The first customer walks out of an Apple Store with a purchase of a Vision Pro headset in New York on February 2, 2024.
Angela Weiss | AFP | getty images
AppleThe Vision Pro virtual reality headset officially launched in the US on Friday. Customers who pre-ordered the headset will start receiving it or pick it up at Apple Store locations.
Apple CEO Tim Cook appeared at the company’s flagship Fifth Avenue store in New York City on Friday morning to celebrate the release of the headset. Speaking to CNBC’s Jim Cramer about the Vision Pro’s high sticker price at the event, Cook called it “yesterday’s technology today.” The Vision Pro starts at $3,500.
“People can spread out their payments over time, and so it’s an affordable kind of thing,” Cook said, referring to a monthly financing plan. “It’s full of inventions. There are 5,000 patents on it.”
“We think we priced it at the right level considering its price,” Cook said.
Apple CEO Tim Cook arrives to release the Vision Pro headset at the Apple Store in New York City on February 2, 2024.

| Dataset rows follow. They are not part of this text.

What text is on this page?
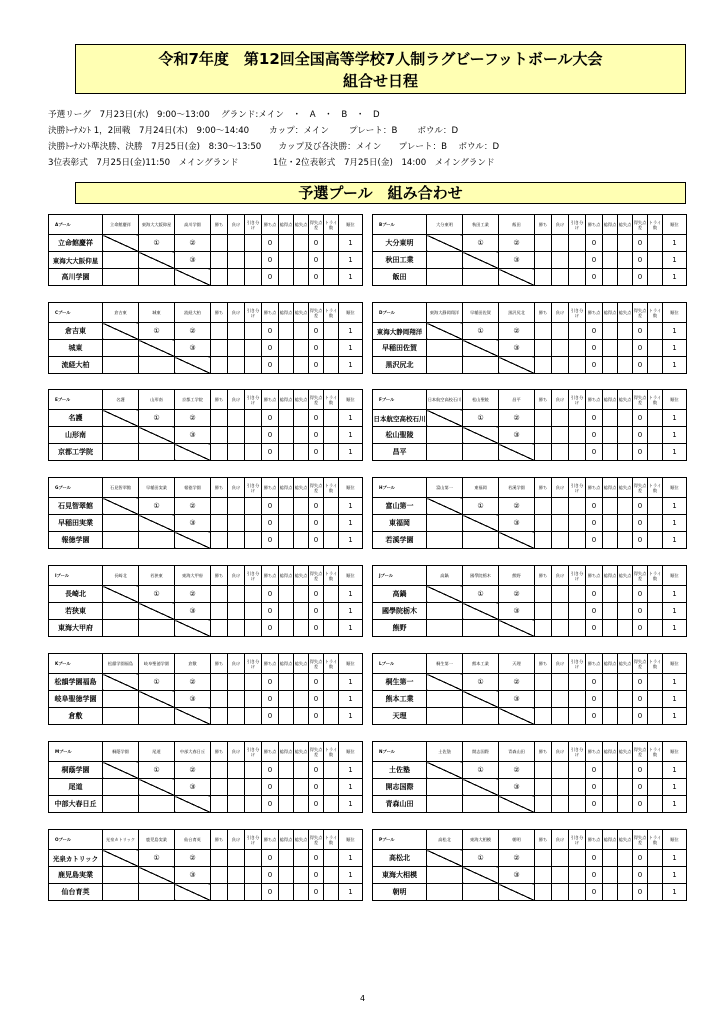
令和7年度　第12回全国高等学校7人制ラグビーフットボール大会
組合せ日程
予選リーグ　7月23日(水)　9:00～13:00　 グランド:メイン　・　A　・　B　・　D
決勝ﾄｰﾅﾒﾝﾄ 1，2回戦　7月24日(木)　9:00～14:40　　 カップ：メイン　　 プレート：B　　 ボウル：D
決勝ﾄｰﾅﾒﾝﾄ準決勝、決勝　7月25日(金)　8:30～13:50　　カップ及び各決勝：メイン　　プレート：B　 ボウル：D
3位表彰式　7月25日(金)11:50　メイングランド　　　　1位・2位表彰式　7月25日(金)　14:00　メイングランド
予選プール　組み合わせ
Aプール	立命館慶祥	東海大大阪仰星	高川学園	勝ち	負け	引き分け	勝ち点	総得点	総失点	得失点差	トライ数	順位
立命館慶祥		①	②				0			0		1
東海大大阪仰星			③				0			0		1
高川学園							0			0		1
Bプール	大分東明	秋田工業	飯田	勝ち	負け	引き分け	勝ち点	総得点	総失点	得失点差	トライ数	順位
大分東明		①	②				0			0		1
秋田工業			③				0			0		1
飯田							0			0		1
Cプール	倉吉東	城東	流経大柏	勝ち	負け	引き分け	勝ち点	総得点	総失点	得失点差	トライ数	順位
倉吉東		①	②				0			0		1
城東			③				0			0		1
流経大柏							0			0		1
Dプール	東海大静岡翔洋	早稲田佐賀	黒沢尻北	勝ち	負け	引き分け	勝ち点	総得点	総失点	得失点差	トライ数	順位
東海大静岡翔洋		①	②				0			0		1
早稲田佐賀			③				0			0		1
黒沢尻北							0			0		1
Eプール	名護	山形南	京都工学院	勝ち	負け	引き分け	勝ち点	総得点	総失点	得失点差	トライ数	順位
名護		①	②				0			0		1
山形南			③				0			0		1
京都工学院							0			0		1
Fプール	日本航空高校石川	松山聖陵	昌平	勝ち	負け	引き分け	勝ち点	総得点	総失点	得失点差	トライ数	順位
日本航空高校石川		①	②				0			0		1
松山聖陵			③				0			0		1
昌平							0			0		1
Gプール	石見智翠館	早稲田実業	報徳学園	勝ち	負け	引き分け	勝ち点	総得点	総失点	得失点差	トライ数	順位
石見智翠館		①	②				0			0		1
早稲田実業			③				0			0		1
報徳学園							0			0		1
Hプール	富山第一	東福岡	若溪学園	勝ち	負け	引き分け	勝ち点	総得点	総失点	得失点差	トライ数	順位
富山第一		①	②				0			0		1
東福岡			③				0			0		1
若溪学園							0			0		1
Iプール	長崎北	若狭東	東海大甲府	勝ち	負け	引き分け	勝ち点	総得点	総失点	得失点差	トライ数	順位
長崎北		①	②				0			0		1
若狭東			③				0			0		1
東海大甲府							0			0		1
Jプール	高鍋	國學院栃木	熊野	勝ち	負け	引き分け	勝ち点	総得点	総失点	得失点差	トライ数	順位
高鍋		①	②				0			0		1
國學院栃木			③				0			0		1
熊野							0			0		1
Kプール	松韻学園福島	岐阜聖徳学園	倉敷	勝ち	負け	引き分け	勝ち点	総得点	総失点	得失点差	トライ数	順位
松韻学園福島		①	②				0			0		1
岐阜聖徳学園			③				0			0		1
倉敷							0			0		1
Lプール	桐生第一	熊本工業	天理	勝ち	負け	引き分け	勝ち点	総得点	総失点	得失点差	トライ数	順位
桐生第一		①	②				0			0		1
熊本工業			③				0			0		1
天理							0			0		1
Mプール	桐蔭学園	尾道	中部大春日丘	勝ち	負け	引き分け	勝ち点	総得点	総失点	得失点差	トライ数	順位
桐蔭学園		①	②				0			0		1
尾道			③				0			0		1
中部大春日丘							0			0		1
Nプール	土佐塾	開志国際	青森山田	勝ち	負け	引き分け	勝ち点	総得点	総失点	得失点差	トライ数	順位
土佐塾		①	②				0			0		1
開志国際			③				0			0		1
青森山田							0			0		1
Oプール	光泉カトリック	鹿児島実業	仙台育英	勝ち	負け	引き分け	勝ち点	総得点	総失点	得失点差	トライ数	順位
光泉カトリック		①	②				0			0		1
鹿児島実業			③				0			0		1
仙台育英							0			0		1
Pプール	高松北	東海大相模	朝明	勝ち	負け	引き分け	勝ち点	総得点	総失点	得失点差	トライ数	順位
高松北		①	②				0			0		1
東海大相模			③				0			0		1
朝明							0			0		1
4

Angela Weiss | AFP | getty images
On Apple’s earnings call Thursday, Cook said Vision Pro is also being adopted as an enterprise product, citing companies like Walmart, Nike, Vanguard, Stryker, Bloomberg and SAP that have used it as customers. “have begun to take advantage and invest” in the headset as a platform for. And workers.
Still, Cook said Thursday that he believes Apple will remain “both a consumer and enterprise-focused company” moving forward with the Vision Pro in its offerings, given “a ton of use cases” for the gadget. Can. He said there are more than 600 apps and games available on the headset that are specifically designed to provide a “spatial computing” experience.

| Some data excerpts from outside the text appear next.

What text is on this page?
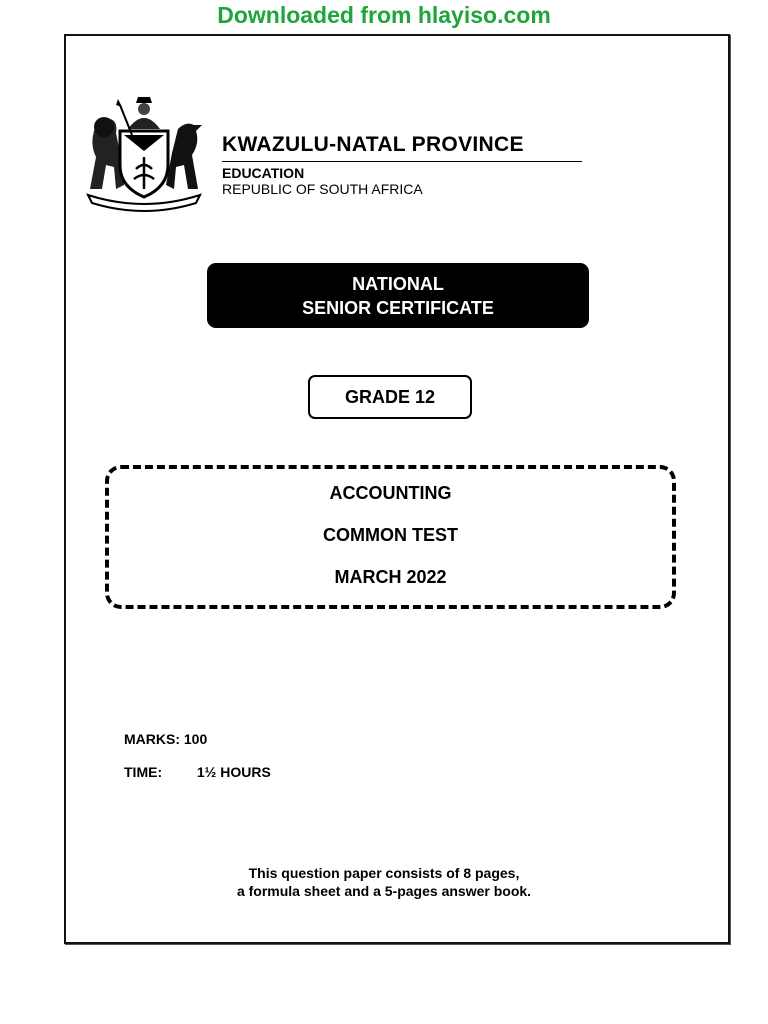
Downloaded from hlayiso.com
KWAZULU-NATAL PROVINCE
EDUCATION
REPUBLIC OF SOUTH AFRICA
NATIONAL
SENIOR CERTIFICATE
GRADE 12
ACCOUNTING
COMMON TEST
MARCH 2022
MARKS: 100
TIME: 1½ HOURS
This question paper consists of 8 pages,
a formula sheet and a 5-pages answer book.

People line up outside the New York Apple Store on February 2, 2024, as the Vision Pro headset was released in US Apple Stores. The Vision Pro, the tech giant’s $3,499 headset, is its first major release since the Apple Watch nine years ago.
Angela Weiss | AFP | getty images
Apple reported fiscal first-quarter results on Thursday that exceeded revenue and earnings estimates. Apple’s wearables business, also known as “other products,” beat expectations but saw sales decline 11% year-over-year. The Vision Pro joins the Apple Watch and AirPods in the wearables category, although analysts do not anticipate the headset will initially generate significant amounts of revenue.